Scotland Times

Tuesday, Oct 26, 2021

Covid: Christmas will bring 'pain' but there is hope for the future

Covid: Christmas will bring 'pain' but there is hope for the future

The cancellation of Christmas plans for millions of people across the UK will bring "intense pain" but there is "hope" for the future, the Archbishop of Canterbury has said.

Justin Welby told the BBC he had spent Christmases alone and had "no illusions about how dark it feels".

"But as the vaccine comes in, things will change," the archbishop said.

He urged people to take practical steps to avoid loneliness and plan for proper celebrations in the future.

He also said the elderly and vulnerable should not feel compelled to go to church this Christmas.

Christmas 'not cancelled'

On Saturday, the planned relaxation of Covid rules for Christmas were scrapped for London and parts of south-east and east England and cut to just Christmas Day for the rest of England, Scotland and Wales.

Speaking on The Andrew Marr show, the archbishop acknowledged that for many families this year has been difficult and that many will be feeling lonely.

Asked directly whether Christmas was cancelled, he replied: "No. The celebrations are cancelled - we'll come to those again.

"This is very different to what we hoped for and longed for and it is the most intense pain for a lot of people.
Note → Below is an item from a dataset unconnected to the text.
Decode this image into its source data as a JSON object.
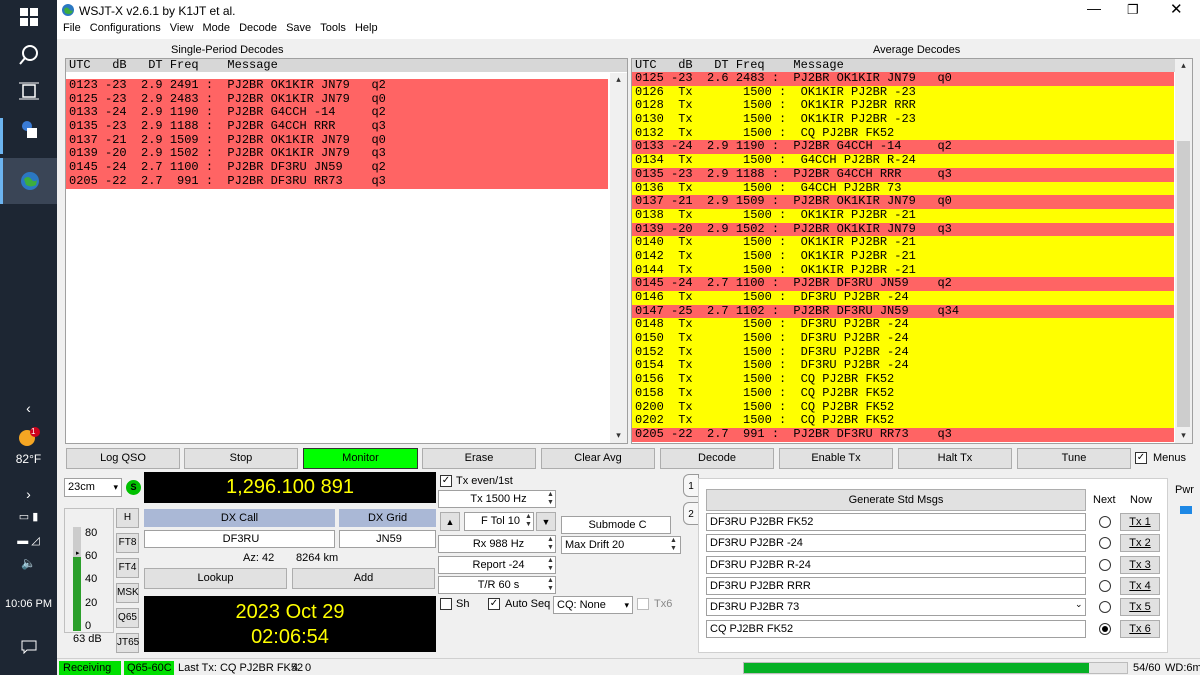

"But it's not cancelled because at the heart of Christmas is Jesus coming into the world, God coming into the world and then coming onto Easter.
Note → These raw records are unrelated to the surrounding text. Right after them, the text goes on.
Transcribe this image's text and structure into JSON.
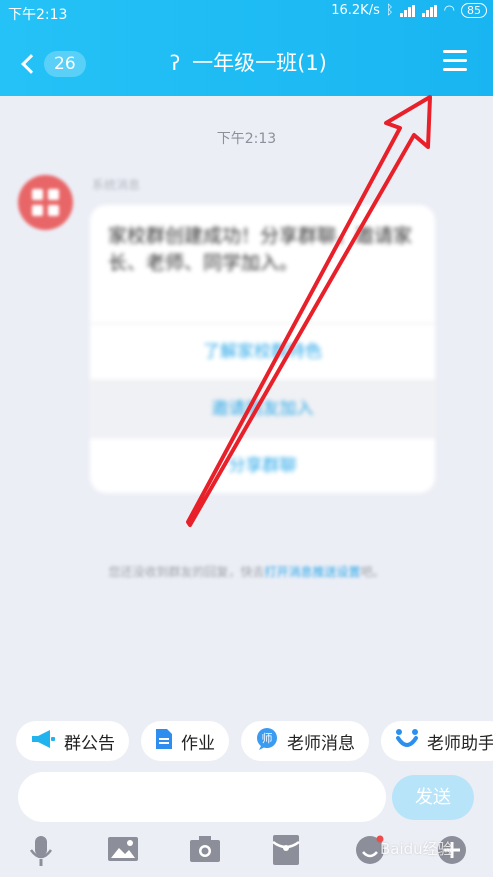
{
  "status_bar": {
    "time": "下午2:13",
    "net_speed": "16.2K/s",
    "battery": "85"
  },
  "nav": {
    "unread_count": "26",
    "title": "一年级一班(1)"
  },
  "chat": {
    "timestamp": "下午2:13",
    "sender": "系统消息",
    "message": "家校群创建成功！分享群聊，邀请家长、老师、同学加入。",
    "actions": [
      "了解家校群特色",
      "邀请朋友加入",
      "分享群聊"
    ],
    "notice_prefix": "您还没收到群友的回复，快去",
    "notice_link": "打开消息推送设置",
    "notice_suffix": "吧。"
  },
  "chips": [
    {
      "label": "群公告",
      "icon": "megaphone-icon",
      "color": "#20b3ee"
    },
    {
      "label": "作业",
      "icon": "document-icon",
      "color": "#2e8ef0"
    },
    {
      "label": "老师消息",
      "icon": "teacher-icon",
      "color": "#3b9bf0"
    },
    {
      "label": "老师助手",
      "icon": "teacher-assistant-icon",
      "color": "#2b8ff0"
    }
  ],
  "composer": {
    "send_label": "发送"
  },
  "watermark": "Baidu经验",
  "colors": {
    "header": "#1fbef5",
    "annotation_arrow": "#e8202a",
    "send_button": "#b7e4f9"
  }
}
"This is a moment of God saying 'I am with you in the mess and there is hope'."

The archbishop said people should share memories of lost loved ones, speak to friends and family, and make plans for the future when the pandemic has eased.

He said: "Talk to people on the phone - ring, share and plan.

"Something about planning for the future helps us dream.

"What are you going to do? What are we going to do when this time is over?

"It may be many months yet but as the vaccine comes in things will change.

"What are we going to do to celebrate?

"And to mourn and to grieve, but crying and laughing to celebrate."

'Wave happily... and go home'

The Archbishop of Canterbury also said people needed to decide for themselves whether it was too risky to attend church at Christmas.

Places of worship will remain open over the festive period, even in areas in tier four - the toughest level of restrictions in England.

He said his mother, who is in her 90s, would not be going because it was "too dangerous".

"There are clergy who have underlying health conditions, who will not be going to church," he added.

For those who decide to attend church in person, they should not "mingle" after services and should stay away from the choir.

"Wave happily to people and go home," he said.